Recently it was discovered that a researcher in my specific area, social niche construction in animals, likely committed egregious errors, if not outright fraud, throughout his career. While I don't consider myself a behavioral ecologist, my research often dovetails with this group. I was therefore shocked that other researchers were using the case to lambast the study of individual differences in animal behavior as a whole, comparing the act of a single researcher to the replication crisis that plagued the whole field of psychology recently.
At the core of this controversy is common dynamic within most collaborations, a single individual has privileged access to both the organisms and the data collections processes, who then shares the data with other collaborators. For myself, getting an excel file and a short description of how the data was collected, isn't sufficient to truly assess the quality of the data, I need to know about context of the experimental design, data production, and the behavior of the organisms themselves. A lot of my work is observational, looking at patterns of social interactions in semi-naturalistic settings, and measuring how those patterns change over development, or in response to group changes. Such studies require the skill (dare I say the art) of keen observation, a skill that can only be cultivated through months (if not years) of rigorous training and reliability checks with yourself and others.
All data is a limited and indirect representation of the system you are observing. No data is ever “raw”. Each data set is collected under a particular set of circumstances, and is always partial to the limitations of human judgement and design. It takes somebody with broad expertise with an animal system to design and control for such human influences to assure they don’t interfere with the data as much as possible. Even tools that attempt to bypass such human fallibilities, such as deep learning, are designed to be deeply influenced by the structure of information in the world that is often a reflection of human effort and judgement. For better or worse, human judgment is going to be the producer and consumer of data, as no outside force can divine us with pure truth in spreadsheet form. So, what can we do when such human judgment fails us? How can we prevent such failures from reoccurring?

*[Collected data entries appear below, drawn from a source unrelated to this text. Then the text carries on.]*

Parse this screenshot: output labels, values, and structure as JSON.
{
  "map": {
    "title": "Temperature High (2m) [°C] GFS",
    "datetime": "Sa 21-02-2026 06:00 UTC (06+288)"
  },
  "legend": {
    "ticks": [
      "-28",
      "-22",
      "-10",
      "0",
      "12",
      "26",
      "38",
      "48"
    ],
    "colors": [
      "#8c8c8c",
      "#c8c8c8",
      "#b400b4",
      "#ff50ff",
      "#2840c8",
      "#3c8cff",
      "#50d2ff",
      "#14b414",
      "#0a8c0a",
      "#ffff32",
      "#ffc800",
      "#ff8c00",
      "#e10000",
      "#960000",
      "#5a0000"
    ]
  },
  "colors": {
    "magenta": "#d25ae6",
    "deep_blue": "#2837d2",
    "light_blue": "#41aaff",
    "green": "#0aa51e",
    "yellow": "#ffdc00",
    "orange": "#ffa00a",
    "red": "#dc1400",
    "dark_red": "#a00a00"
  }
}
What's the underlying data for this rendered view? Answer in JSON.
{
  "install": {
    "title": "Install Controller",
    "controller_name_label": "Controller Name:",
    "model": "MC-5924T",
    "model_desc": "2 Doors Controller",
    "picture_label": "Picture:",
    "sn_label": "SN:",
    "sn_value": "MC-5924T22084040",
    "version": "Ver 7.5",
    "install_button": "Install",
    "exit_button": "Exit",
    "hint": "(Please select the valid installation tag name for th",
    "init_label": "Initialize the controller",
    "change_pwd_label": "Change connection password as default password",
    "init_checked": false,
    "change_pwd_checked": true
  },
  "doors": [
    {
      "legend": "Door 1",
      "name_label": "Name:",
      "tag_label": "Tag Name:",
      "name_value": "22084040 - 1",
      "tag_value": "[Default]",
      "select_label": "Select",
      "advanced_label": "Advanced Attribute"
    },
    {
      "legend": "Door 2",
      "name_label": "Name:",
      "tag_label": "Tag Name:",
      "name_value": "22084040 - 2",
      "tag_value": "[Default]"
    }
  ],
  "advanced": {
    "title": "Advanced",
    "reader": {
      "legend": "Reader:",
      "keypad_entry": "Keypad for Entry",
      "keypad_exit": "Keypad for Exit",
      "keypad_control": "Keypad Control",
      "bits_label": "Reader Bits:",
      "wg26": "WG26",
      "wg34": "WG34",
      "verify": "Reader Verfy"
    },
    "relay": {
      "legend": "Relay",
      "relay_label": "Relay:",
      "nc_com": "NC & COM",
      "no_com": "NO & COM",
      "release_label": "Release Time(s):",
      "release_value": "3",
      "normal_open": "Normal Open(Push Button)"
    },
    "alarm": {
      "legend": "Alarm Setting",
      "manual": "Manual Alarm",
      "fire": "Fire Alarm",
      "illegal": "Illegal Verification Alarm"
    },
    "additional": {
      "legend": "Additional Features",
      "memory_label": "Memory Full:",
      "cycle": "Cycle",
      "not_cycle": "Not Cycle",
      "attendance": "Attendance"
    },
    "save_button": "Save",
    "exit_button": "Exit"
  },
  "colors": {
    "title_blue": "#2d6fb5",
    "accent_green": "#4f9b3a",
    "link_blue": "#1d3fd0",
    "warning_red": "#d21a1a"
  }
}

One proposed solution is to keep sharing data, to make data as open and transparent as possible. While I am in support of such efforts, I feel they are barely sufficient to protect the integrity of data from those with strong careerist motivations. Already stretched thin, researchers don't have the time to be policing others work constantly, and I worry that the vagueness of “open science” will lead to a more segregated class of “data collectors” and “data analyzers” (cue in the “behavior-omics”) who will get credit for making discoveries. Furthermore, laying the responsibility for data integrity to those with the time does not automatically free ourselves of fallible human biases and nefarious motives.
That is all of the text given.